Unlike the jarring Get a
Horse!, Lauren Witz and Alexander Espigares's Mr. Hublot is a
beautiful story imaginatively realized in
characters who, despite being at some stage of evolutionary morphing into
vintage machines, are still very much human. The agoraphobic Mr. Hublot must
overcome his obsessive compulsion when he is compelled to rescue Robot Pet. His
carefully ordered world will be disrupted beyond his wildest imagination, but
what he receives in return is grace.
In 18th century Japan, when a fix-it man who has lost his way seeks shelter from a
storm in an abandoned shrine, he is met with a torrent of enchanted household objects animated by goblin spirits in Shuhei Morita's Possessions.
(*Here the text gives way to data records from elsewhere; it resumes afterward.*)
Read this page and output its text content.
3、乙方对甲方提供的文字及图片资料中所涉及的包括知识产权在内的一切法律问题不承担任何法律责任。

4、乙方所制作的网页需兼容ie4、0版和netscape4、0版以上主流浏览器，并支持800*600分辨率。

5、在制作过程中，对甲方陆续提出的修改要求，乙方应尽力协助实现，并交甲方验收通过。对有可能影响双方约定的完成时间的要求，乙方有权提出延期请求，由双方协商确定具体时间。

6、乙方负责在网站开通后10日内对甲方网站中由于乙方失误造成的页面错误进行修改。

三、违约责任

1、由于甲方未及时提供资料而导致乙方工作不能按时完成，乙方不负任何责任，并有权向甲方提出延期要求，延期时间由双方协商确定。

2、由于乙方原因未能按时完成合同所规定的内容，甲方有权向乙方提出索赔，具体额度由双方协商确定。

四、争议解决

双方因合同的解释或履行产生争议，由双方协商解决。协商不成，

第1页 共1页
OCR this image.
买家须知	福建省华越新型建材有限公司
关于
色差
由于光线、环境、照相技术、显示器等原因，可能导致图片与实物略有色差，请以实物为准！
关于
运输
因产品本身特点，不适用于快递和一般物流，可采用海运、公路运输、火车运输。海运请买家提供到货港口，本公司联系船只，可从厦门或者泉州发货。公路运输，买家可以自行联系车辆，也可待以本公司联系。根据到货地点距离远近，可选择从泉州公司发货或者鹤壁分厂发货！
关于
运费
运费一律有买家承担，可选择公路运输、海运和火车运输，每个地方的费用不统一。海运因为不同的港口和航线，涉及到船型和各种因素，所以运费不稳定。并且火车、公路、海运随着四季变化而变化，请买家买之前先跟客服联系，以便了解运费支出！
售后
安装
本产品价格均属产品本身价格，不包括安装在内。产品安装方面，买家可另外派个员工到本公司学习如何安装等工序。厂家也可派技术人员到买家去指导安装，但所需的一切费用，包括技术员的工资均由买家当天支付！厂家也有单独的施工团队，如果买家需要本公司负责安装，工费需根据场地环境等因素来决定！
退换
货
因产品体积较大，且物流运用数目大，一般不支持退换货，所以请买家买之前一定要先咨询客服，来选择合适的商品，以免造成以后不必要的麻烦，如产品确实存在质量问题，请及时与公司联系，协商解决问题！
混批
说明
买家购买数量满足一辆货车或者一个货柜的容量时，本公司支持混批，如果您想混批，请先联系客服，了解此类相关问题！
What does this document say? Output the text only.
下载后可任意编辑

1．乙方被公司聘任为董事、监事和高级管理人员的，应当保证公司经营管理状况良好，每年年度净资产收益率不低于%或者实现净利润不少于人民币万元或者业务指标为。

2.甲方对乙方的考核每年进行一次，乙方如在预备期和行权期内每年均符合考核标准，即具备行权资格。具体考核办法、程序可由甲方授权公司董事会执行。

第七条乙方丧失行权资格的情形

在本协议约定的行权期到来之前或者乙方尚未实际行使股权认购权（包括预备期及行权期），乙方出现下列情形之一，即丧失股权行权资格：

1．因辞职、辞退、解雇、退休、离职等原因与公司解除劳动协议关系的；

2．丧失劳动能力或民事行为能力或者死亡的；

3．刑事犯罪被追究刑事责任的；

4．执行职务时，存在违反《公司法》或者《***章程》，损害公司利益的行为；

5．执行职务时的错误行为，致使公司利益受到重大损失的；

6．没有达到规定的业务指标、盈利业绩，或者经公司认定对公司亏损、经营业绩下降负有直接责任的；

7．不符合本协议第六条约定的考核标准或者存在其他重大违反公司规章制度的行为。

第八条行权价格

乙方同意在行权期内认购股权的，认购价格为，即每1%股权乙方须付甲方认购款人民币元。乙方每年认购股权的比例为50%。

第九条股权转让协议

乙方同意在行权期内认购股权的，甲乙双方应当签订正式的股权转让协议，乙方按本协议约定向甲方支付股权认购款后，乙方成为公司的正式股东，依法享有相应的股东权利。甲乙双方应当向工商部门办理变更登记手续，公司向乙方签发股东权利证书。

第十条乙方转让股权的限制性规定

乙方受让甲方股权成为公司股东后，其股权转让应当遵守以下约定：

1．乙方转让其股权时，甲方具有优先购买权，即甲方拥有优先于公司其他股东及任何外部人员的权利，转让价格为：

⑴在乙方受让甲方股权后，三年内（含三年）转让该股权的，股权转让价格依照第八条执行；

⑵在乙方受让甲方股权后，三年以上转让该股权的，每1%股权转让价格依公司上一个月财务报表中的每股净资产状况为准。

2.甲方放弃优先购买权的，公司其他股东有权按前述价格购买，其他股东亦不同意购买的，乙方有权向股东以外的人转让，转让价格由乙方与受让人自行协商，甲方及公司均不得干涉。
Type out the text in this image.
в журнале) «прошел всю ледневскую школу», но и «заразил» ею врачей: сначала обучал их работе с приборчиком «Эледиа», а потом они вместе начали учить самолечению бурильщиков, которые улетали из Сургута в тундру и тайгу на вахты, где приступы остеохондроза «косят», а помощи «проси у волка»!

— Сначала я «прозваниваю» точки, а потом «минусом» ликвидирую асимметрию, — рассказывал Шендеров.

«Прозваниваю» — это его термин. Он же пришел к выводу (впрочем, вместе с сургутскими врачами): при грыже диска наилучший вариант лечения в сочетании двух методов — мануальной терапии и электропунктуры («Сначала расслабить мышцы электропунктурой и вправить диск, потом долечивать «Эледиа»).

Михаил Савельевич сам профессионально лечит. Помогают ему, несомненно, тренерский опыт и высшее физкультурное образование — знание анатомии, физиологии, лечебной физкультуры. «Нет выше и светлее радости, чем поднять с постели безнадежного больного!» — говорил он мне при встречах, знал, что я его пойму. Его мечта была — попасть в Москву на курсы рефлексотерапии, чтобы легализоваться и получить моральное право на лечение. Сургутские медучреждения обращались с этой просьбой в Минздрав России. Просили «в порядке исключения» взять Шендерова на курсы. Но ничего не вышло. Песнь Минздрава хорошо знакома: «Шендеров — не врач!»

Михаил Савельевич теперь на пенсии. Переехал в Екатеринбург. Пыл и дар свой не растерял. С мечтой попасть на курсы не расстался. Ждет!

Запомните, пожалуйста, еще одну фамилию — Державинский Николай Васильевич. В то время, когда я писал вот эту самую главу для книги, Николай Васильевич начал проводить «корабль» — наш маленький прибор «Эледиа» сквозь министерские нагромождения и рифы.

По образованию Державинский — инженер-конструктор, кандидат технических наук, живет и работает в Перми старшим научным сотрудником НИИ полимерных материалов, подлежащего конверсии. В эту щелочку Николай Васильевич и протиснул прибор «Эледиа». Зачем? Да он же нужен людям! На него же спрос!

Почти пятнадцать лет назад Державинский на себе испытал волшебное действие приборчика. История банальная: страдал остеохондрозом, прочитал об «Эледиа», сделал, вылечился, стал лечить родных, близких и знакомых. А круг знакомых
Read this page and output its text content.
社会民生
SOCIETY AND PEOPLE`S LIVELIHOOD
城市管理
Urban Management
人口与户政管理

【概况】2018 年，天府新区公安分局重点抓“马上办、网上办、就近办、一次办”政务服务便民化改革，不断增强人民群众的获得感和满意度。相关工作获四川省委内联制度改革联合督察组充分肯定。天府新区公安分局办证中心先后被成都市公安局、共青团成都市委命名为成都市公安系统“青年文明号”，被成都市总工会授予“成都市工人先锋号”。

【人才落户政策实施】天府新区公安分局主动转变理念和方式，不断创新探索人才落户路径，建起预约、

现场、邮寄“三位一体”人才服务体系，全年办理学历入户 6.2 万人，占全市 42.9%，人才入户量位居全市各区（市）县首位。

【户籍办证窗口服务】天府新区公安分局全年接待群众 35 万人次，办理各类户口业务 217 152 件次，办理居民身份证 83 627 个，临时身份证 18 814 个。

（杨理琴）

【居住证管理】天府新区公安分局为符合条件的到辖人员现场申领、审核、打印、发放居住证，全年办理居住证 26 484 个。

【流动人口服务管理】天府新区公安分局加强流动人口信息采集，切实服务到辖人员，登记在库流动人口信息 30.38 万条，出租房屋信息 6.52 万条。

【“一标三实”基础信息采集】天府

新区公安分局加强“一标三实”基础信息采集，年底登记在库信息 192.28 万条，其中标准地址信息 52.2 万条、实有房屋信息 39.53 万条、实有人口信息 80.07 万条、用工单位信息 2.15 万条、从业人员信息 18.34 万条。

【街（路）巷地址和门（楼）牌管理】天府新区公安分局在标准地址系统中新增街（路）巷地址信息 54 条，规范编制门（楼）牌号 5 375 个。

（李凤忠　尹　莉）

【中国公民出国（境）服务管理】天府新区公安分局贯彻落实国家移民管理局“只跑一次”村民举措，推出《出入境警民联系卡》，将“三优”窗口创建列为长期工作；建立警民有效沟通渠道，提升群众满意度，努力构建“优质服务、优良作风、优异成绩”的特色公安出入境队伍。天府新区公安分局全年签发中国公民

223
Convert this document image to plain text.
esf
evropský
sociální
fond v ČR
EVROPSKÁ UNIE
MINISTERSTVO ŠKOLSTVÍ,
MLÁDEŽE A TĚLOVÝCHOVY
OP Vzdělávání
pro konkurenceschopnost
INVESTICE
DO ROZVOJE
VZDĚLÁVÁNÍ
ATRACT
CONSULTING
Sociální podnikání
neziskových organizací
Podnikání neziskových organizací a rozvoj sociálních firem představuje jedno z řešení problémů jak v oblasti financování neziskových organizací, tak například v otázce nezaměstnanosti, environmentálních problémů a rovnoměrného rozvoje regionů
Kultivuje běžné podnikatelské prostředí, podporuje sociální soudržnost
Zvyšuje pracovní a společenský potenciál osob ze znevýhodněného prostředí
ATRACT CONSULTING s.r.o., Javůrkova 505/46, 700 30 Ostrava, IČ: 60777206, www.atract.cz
Like the parasols, the screen and the flowing sheaths of kimono fabrics, the lovely choreography also enchants, but something gets lost in translation when one is unfamiliar with Japanese notions of spirits whose deep-seated grudges are not easily appeased.
Max Lang and Jan Lachauer's
Room on the Broom is adapted from the book written by Julia Donaldson and illustrated by Axel Scheffler. It tells the story of a genial witch and her cat who are joined one by one by a dog, a bird and a frog. The witch may seem a little too generous for her own good, but we learn that there is no such thing.